# Mod für die Anzeige der Panzer Eigenschafts-Veränderungen



## Research (30. März 2013)

*Mod für die Anzeige der Panzer Eigenschafts-Veränderungen*

Hi,

kennt jemand nen Mod der mir Anzeigt wie sich z.B. die Sichtweite Verändert wenn ich die entspiegelte Optik kaufe,
dem Kommandanten in Weitsicht ausbilde
etc.?


----------



## Seeefe (30. März 2013)

*AW: Mod für die Anzeige der Panzer Eigenschafts-Veränderungen*



Research schrieb:


> Hi,
> 
> kennt jemand nen Mod der mir Anzeigt wie sich z.B. die Sichtweite Verändert wenn ich die entspiegelte Optik kaufe,
> dem Kommandanten in Weitsicht ausbilde
> etc.?


 
Wofür?  Weiter als 550m kannst du eh nicht gucken


----------



## DarkMo (30. März 2013)

*AW: Mod für die Anzeige der Panzer Eigenschafts-Veränderungen*

an sowas hatt ich aber auch schonmal gedacht. scheints ned zu geben  un leider hab ich keine ahnung von diesem flash gelumbe.


----------



## Research (30. März 2013)

*AW: Mod für die Anzeige der Panzer Eigenschafts-Veränderungen*



Seeefe schrieb:


> Wofür?  Weiter als 550m kannst du eh nicht gucken


 
U.A um zu sehen wann ich die noch brauche?
Um, z.B andere Module kaufen zu können?


----------



## FkAh (30. März 2013)

*AW: Mod für die Anzeige der Panzer Eigenschafts-Veränderungen*

Es gibt ja beim XVM auch die Möglichkeit sich die Reichweiten mit Kreisen auf der Minimap anzeogen zu lassen, man kann die Minimap ja auch vergrößern. Da sieht man dann ggf. Unterschiede, weiß allerdins nicht wie genau das ist.


----------



## DarkMo (30. März 2013)

*AW: Mod für die Anzeige der Panzer Eigenschafts-Veränderungen*

bringt in dem fall aber nix ^^


----------



## FkAh (31. März 2013)

*AW: Mod für die Anzeige der Panzer Eigenschafts-Veränderungen*

Oh stimmt, merk ich auch grade. Crew AUsbildung lohtn es sich ja vorehr zu wissen wei viel es bringt und nicht erst trainieren und dann wieder verlernen.

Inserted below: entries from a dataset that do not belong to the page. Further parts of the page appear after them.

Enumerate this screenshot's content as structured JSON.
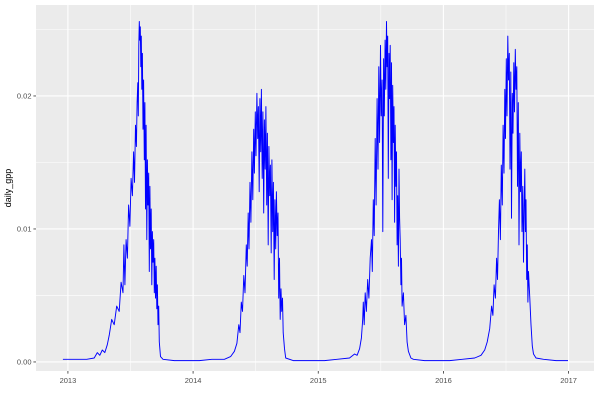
{
  "style": {
    "outer_bg": "#FFFFFF",
    "panel_bg": "#EBEBEB",
    "grid_major": "#FFFFFF",
    "grid_minor": "#FFFFFF",
    "tick_mark": "#333333",
    "tick_text": "#4D4D4D",
    "axis_title": "#000000",
    "line_color": "#0000FF"
  },
  "chart_data": {
    "type": "line",
    "title": "",
    "xlabel": "",
    "ylabel": "daily_gpp",
    "grid": true,
    "legend": "none",
    "xlim": [
      2012.745,
      2017.203
    ],
    "ylim": [
      -0.00068,
      0.02684
    ],
    "x_ticks": {
      "values": [
        2013,
        2014,
        2015,
        2016,
        2017
      ],
      "labels": [
        "2013",
        "2014",
        "2015",
        "2016",
        "2017"
      ]
    },
    "y_ticks": {
      "values": [
        0,
        0.01,
        0.02
      ],
      "labels": [
        "0.00",
        "0.01",
        "0.02"
      ]
    },
    "x_minor": [
      2013.5,
      2014.5,
      2015.5,
      2016.5
    ],
    "y_minor": [
      0.005,
      0.015,
      0.025
    ],
    "series": [
      {
        "name": "daily_gpp",
        "color": "#0000FF",
        "points": [
          [
            2012.96,
            0.0002
          ],
          [
            2013.05,
            0.0002
          ],
          [
            2013.15,
            0.0002
          ],
          [
            2013.21,
            0.0003
          ],
          [
            2013.235,
            0.0007
          ],
          [
            2013.255,
            0.0005
          ],
          [
            2013.275,
            0.0009
          ],
          [
            2013.295,
            0.0007
          ],
          [
            2013.315,
            0.0013
          ],
          [
            2013.33,
            0.002
          ],
          [
            2013.35,
            0.0032
          ],
          [
            2013.37,
            0.0028
          ],
          [
            2013.39,
            0.0042
          ],
          [
            2013.41,
            0.0038
          ],
          [
            2013.425,
            0.006
          ],
          [
            2013.44,
            0.0052
          ],
          [
            2013.447,
            0.0088
          ],
          [
            2013.455,
            0.0058
          ],
          [
            2013.465,
            0.0092
          ],
          [
            2013.475,
            0.0078
          ],
          [
            2013.485,
            0.0118
          ],
          [
            2013.495,
            0.0102
          ],
          [
            2013.505,
            0.0138
          ],
          [
            2013.515,
            0.0125
          ],
          [
            2013.525,
            0.0158
          ],
          [
            2013.532,
            0.0135
          ],
          [
            2013.54,
            0.0178
          ],
          [
            2013.547,
            0.0162
          ],
          [
            2013.553,
            0.0195
          ],
          [
            2013.558,
            0.021
          ],
          [
            2013.562,
            0.0185
          ],
          [
            2013.566,
            0.0238
          ],
          [
            2013.57,
            0.0256
          ],
          [
            2013.574,
            0.0242
          ],
          [
            2013.578,
            0.0252
          ],
          [
            2013.582,
            0.0222
          ],
          [
            2013.586,
            0.0245
          ],
          [
            2013.59,
            0.0205
          ],
          [
            2013.595,
            0.0232
          ],
          [
            2013.6,
            0.0175
          ],
          [
            2013.605,
            0.0212
          ],
          [
            2013.61,
            0.0152
          ],
          [
            2013.615,
            0.0195
          ],
          [
            2013.62,
            0.0115
          ],
          [
            2013.625,
            0.0178
          ],
          [
            2013.63,
            0.0092
          ],
          [
            2013.635,
            0.0152
          ],
          [
            2013.64,
            0.0118
          ],
          [
            2013.645,
            0.0142
          ],
          [
            2013.65,
            0.0068
          ],
          [
            2013.655,
            0.0132
          ],
          [
            2013.66,
            0.0085
          ],
          [
            2013.665,
            0.0115
          ],
          [
            2013.67,
            0.0058
          ],
          [
            2013.675,
            0.0098
          ],
          [
            2013.68,
            0.0075
          ],
          [
            2013.685,
            0.0092
          ],
          [
            2013.69,
            0.0052
          ],
          [
            2013.695,
            0.0078
          ],
          [
            2013.7,
            0.0048
          ],
          [
            2013.705,
            0.0072
          ],
          [
            2013.71,
            0.004
          ],
          [
            2013.715,
            0.0058
          ],
          [
            2013.72,
            0.0028
          ],
          [
            2013.725,
            0.0042
          ],
          [
            2013.73,
            0.0015
          ],
          [
            2013.74,
            0.0004
          ],
          [
            2013.76,
            0.0002
          ],
          [
            2013.85,
            0.0001
          ],
          [
            2013.95,
            0.0001
          ],
          [
            2014.05,
            0.0001
          ],
          [
            2014.15,
            0.0002
          ],
          [
            2014.25,
            0.0002
          ],
          [
            2014.3,
            0.0004
          ],
          [
            2014.33,
            0.0008
          ],
          [
            2014.35,
            0.0014
          ],
          [
            2014.365,
            0.0028
          ],
          [
            2014.375,
            0.0022
          ],
          [
            2014.385,
            0.0045
          ],
          [
            2014.395,
            0.0038
          ],
          [
            2014.405,
            0.0065
          ],
          [
            2014.415,
            0.0052
          ],
          [
            2014.425,
            0.0088
          ],
          [
            2014.432,
            0.0072
          ],
          [
            2014.44,
            0.0112
          ],
          [
            2014.447,
            0.0085
          ],
          [
            2014.455,
            0.0135
          ],
          [
            2014.462,
            0.0105
          ],
          [
            2014.47,
            0.0158
          ],
          [
            2014.477,
            0.0122
          ],
          [
            2014.484,
            0.0175
          ],
          [
            2014.49,
            0.0142
          ],
          [
            2014.497,
            0.0188
          ],
          [
            2014.503,
            0.0155
          ],
          [
            2014.51,
            0.0202
          ],
          [
            2014.516,
            0.0168
          ],
          [
            2014.522,
            0.0192
          ],
          [
            2014.528,
            0.0128
          ],
          [
            2014.534,
            0.0198
          ],
          [
            2014.54,
            0.0158
          ],
          [
            2014.546,
            0.0205
          ],
          [
            2014.552,
            0.0138
          ],
          [
            2014.558,
            0.0188
          ],
          [
            2014.564,
            0.0112
          ],
          [
            2014.57,
            0.0182
          ],
          [
            2014.576,
            0.0145
          ],
          [
            2014.582,
            0.0192
          ],
          [
            2014.588,
            0.0118
          ],
          [
            2014.594,
            0.0172
          ],
          [
            2014.6,
            0.0088
          ],
          [
            2014.606,
            0.0162
          ],
          [
            2014.612,
            0.0125
          ],
          [
            2014.618,
            0.0148
          ],
          [
            2014.624,
            0.0082
          ],
          [
            2014.63,
            0.0152
          ],
          [
            2014.636,
            0.0098
          ],
          [
            2014.642,
            0.0135
          ],
          [
            2014.648,
            0.0062
          ],
          [
            2014.654,
            0.0122
          ],
          [
            2014.66,
            0.0085
          ],
          [
            2014.666,
            0.0128
          ],
          [
            2014.672,
            0.0095
          ],
          [
            2014.678,
            0.0112
          ],
          [
            2014.684,
            0.0048
          ],
          [
            2014.69,
            0.0078
          ],
          [
            2014.696,
            0.0032
          ],
          [
            2014.702,
            0.0055
          ],
          [
            2014.708,
            0.0038
          ],
          [
            2014.714,
            0.0048
          ],
          [
            2014.72,
            0.0022
          ],
          [
            2014.73,
            0.001
          ],
          [
            2014.74,
            0.0003
          ],
          [
            2014.8,
            0.0001
          ],
          [
            2014.9,
            0.0001
          ],
          [
            2015.05,
            0.0001
          ],
          [
            2015.15,
            0.0002
          ],
          [
            2015.25,
            0.0003
          ],
          [
            2015.29,
            0.0006
          ],
          [
            2015.31,
            0.0005
          ],
          [
            2015.33,
            0.001
          ],
          [
            2015.345,
            0.0018
          ],
          [
            2015.355,
            0.0032
          ],
          [
            2015.36,
            0.0045
          ],
          [
            2015.367,
            0.0028
          ],
          [
            2015.375,
            0.0052
          ],
          [
            2015.385,
            0.0038
          ],
          [
            2015.395,
            0.0062
          ],
          [
            2015.405,
            0.0048
          ],
          [
            2015.415,
            0.0078
          ],
          [
            2015.425,
            0.0092
          ],
          [
            2015.432,
            0.0068
          ],
          [
            2015.44,
            0.0122
          ],
          [
            2015.447,
            0.0095
          ],
          [
            2015.455,
            0.0168
          ],
          [
            2015.462,
            0.0118
          ],
          [
            2015.47,
            0.0198
          ],
          [
            2015.477,
            0.0145
          ],
          [
            2015.484,
            0.0222
          ],
          [
            2015.49,
            0.0165
          ],
          [
            2015.497,
            0.0238
          ],
          [
            2015.503,
            0.0185
          ],
          [
            2015.51,
            0.0212
          ],
          [
            2015.516,
            0.0098
          ],
          [
            2015.522,
            0.0228
          ],
          [
            2015.528,
            0.0185
          ],
          [
            2015.534,
            0.0242
          ],
          [
            2015.54,
            0.0205
          ],
          [
            2015.545,
            0.0256
          ],
          [
            2015.55,
            0.0222
          ],
          [
            2015.555,
            0.0245
          ],
          [
            2015.56,
            0.0138
          ],
          [
            2015.565,
            0.0232
          ],
          [
            2015.57,
            0.0198
          ],
          [
            2015.575,
            0.0238
          ],
          [
            2015.58,
            0.0152
          ],
          [
            2015.585,
            0.0225
          ],
          [
            2015.59,
            0.0122
          ],
          [
            2015.595,
            0.0208
          ],
          [
            2015.6,
            0.0165
          ],
          [
            2015.605,
            0.0192
          ],
          [
            2015.61,
            0.0105
          ],
          [
            2015.615,
            0.0178
          ],
          [
            2015.62,
            0.0132
          ],
          [
            2015.625,
            0.0158
          ],
          [
            2015.63,
            0.0088
          ],
          [
            2015.635,
            0.0125
          ],
          [
            2015.64,
            0.0072
          ],
          [
            2015.645,
            0.0145
          ],
          [
            2015.65,
            0.0108
          ],
          [
            2015.655,
            0.0092
          ],
          [
            2015.66,
            0.0058
          ],
          [
            2015.665,
            0.0078
          ],
          [
            2015.67,
            0.0042
          ],
          [
            2015.68,
            0.0052
          ],
          [
            2015.69,
            0.0028
          ],
          [
            2015.7,
            0.0035
          ],
          [
            2015.71,
            0.0015
          ],
          [
            2015.72,
            0.0008
          ],
          [
            2015.74,
            0.0003
          ],
          [
            2015.76,
            0.0002
          ],
          [
            2015.85,
            0.0001
          ],
          [
            2015.95,
            0.0001
          ],
          [
            2016.05,
            0.0001
          ],
          [
            2016.15,
            0.0002
          ],
          [
            2016.25,
            0.0003
          ],
          [
            2016.3,
            0.0005
          ],
          [
            2016.33,
            0.0009
          ],
          [
            2016.35,
            0.0015
          ],
          [
            2016.37,
            0.0025
          ],
          [
            2016.385,
            0.0042
          ],
          [
            2016.395,
            0.0035
          ],
          [
            2016.405,
            0.0058
          ],
          [
            2016.415,
            0.0048
          ],
          [
            2016.425,
            0.0078
          ],
          [
            2016.432,
            0.0062
          ],
          [
            2016.44,
            0.0098
          ],
          [
            2016.447,
            0.0122
          ],
          [
            2016.455,
            0.0092
          ],
          [
            2016.462,
            0.0148
          ],
          [
            2016.47,
            0.0118
          ],
          [
            2016.477,
            0.0178
          ],
          [
            2016.484,
            0.0142
          ],
          [
            2016.49,
            0.0205
          ],
          [
            2016.496,
            0.0168
          ],
          [
            2016.502,
            0.0228
          ],
          [
            2016.508,
            0.0185
          ],
          [
            2016.514,
            0.0245
          ],
          [
            2016.52,
            0.0212
          ],
          [
            2016.526,
            0.0232
          ],
          [
            2016.532,
            0.0145
          ],
          [
            2016.538,
            0.0218
          ],
          [
            2016.544,
            0.0108
          ],
          [
            2016.55,
            0.0202
          ],
          [
            2016.556,
            0.0172
          ],
          [
            2016.562,
            0.0225
          ],
          [
            2016.568,
            0.0188
          ],
          [
            2016.574,
            0.0235
          ],
          [
            2016.58,
            0.0205
          ],
          [
            2016.586,
            0.0222
          ],
          [
            2016.592,
            0.0132
          ],
          [
            2016.598,
            0.0195
          ],
          [
            2016.604,
            0.0088
          ],
          [
            2016.61,
            0.0172
          ],
          [
            2016.616,
            0.0128
          ],
          [
            2016.622,
            0.0158
          ],
          [
            2016.628,
            0.0098
          ],
          [
            2016.634,
            0.0132
          ],
          [
            2016.64,
            0.0075
          ],
          [
            2016.645,
            0.0118
          ],
          [
            2016.65,
            0.0145
          ],
          [
            2016.655,
            0.0098
          ],
          [
            2016.66,
            0.0122
          ],
          [
            2016.665,
            0.0062
          ],
          [
            2016.67,
            0.0088
          ],
          [
            2016.675,
            0.0045
          ],
          [
            2016.68,
            0.0068
          ],
          [
            2016.69,
            0.0048
          ],
          [
            2016.7,
            0.0028
          ],
          [
            2016.71,
            0.0012
          ],
          [
            2016.72,
            0.0006
          ],
          [
            2016.74,
            0.0003
          ],
          [
            2016.8,
            0.0002
          ],
          [
            2016.9,
            0.0001
          ],
          [
            2016.995,
            0.0001
          ]
        ]
      }
    ]
  }
}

Müsste man doch aber manuell ausrechnen können?


----------



## Seeefe (31. März 2013)

*AW: Mod für die Anzeige der Panzer Eigenschafts-Veränderungen*



Research schrieb:


> U.A um zu sehen wann ich die noch brauche?
> Um, z.B andere Module kaufen zu können?


 
Das Sichtsystem ist eh fürn ****  Von daher ob man 450m gucken kann oder 550m


----------



## Research (31. März 2013)

*AW: Mod für die Anzeige der Panzer Eigenschafts-Veränderungen*

Allgemein sind die Boni eher, "üppig". Egal ob Ausrüstung oder Skills.


----------



## Homerclon (1. April 2013)

*AW: Mod für die Anzeige der Panzer Eigenschafts-Veränderungen*



Seeefe schrieb:


> Wofür?  Weiter als 550m kannst du eh nicht gucken


 Meinst du jetzt Aufklären, oder tatsächlich Sehen?
Letzteres geht bis ~730m (für genaues müsste ich nochmal nachschlagen/-rechnen), Voraussetzung ist, man in den diagonal-gegenüberliegenden Ecken eines 500m²-Vierecks steht.
Und effektiv Aufklären nur bis 500m.


----------



## DarkMo (2. April 2013)

*AW: Mod für die Anzeige der Panzer Eigenschafts-Veränderungen*

ich hab mal gehört, dass sichtweiten-erhöhung über 500m hinaus auch noch sinnvoll sein kann. jetz einfach mal paar zahlen ausm kopf geholt: 500m sichtweite und offene pleene - der gegner mit 0 camo wird bei 500m noch gespottet. is er im busch, sinds nur noch 500*irgendwelche prozente also *aus den fingern saug* 450m. mit 550m sichtweite könnte man den kerl aber auch erst (also wieder offen und keine camo) ab 500 spotten, da das system nich mehr hergibt -> der grund, weshalb viele sagen "sinnfrei also". gehen wir jetz aber wieder vom busch aus und dem selben prozentsatz (*rechne* 500*x=450 -> x=450/500 -> x=0.9), dann sind wir bei 550*0.9=495m *tadaa* also trotz busch dennoch fast 500m spotting range, da halt das endergebnis auf 500 geclamped wird und nicht die zwischenergebnisse.


----------



## freakfish (2. April 2013)

*AW: Mod für die Anzeige der Panzer Eigenschafts-Veränderungen*

Ja, gehört hat das glaube ich schon jeder... müsste man einfach mal testen, bestätigt ist das halt nirgends offiziell von WG.
Könnte man auch mal einfach ein bisschen herumprobieren bei Gelegenheit in Testrunden, habe da eigentlich gut geeignete Panzer mit Sichtfähigkeiten für, mit Optiken u Fernglas usw


----------



## Homerclon (2. April 2013)

*AW: Mod für die Anzeige der Panzer Eigenschafts-Veränderungen*

Daher hab ich das Wörtchen "effektiv" dazu geschrieben.
Das hab ich nämlich auch schon gelesen.


----------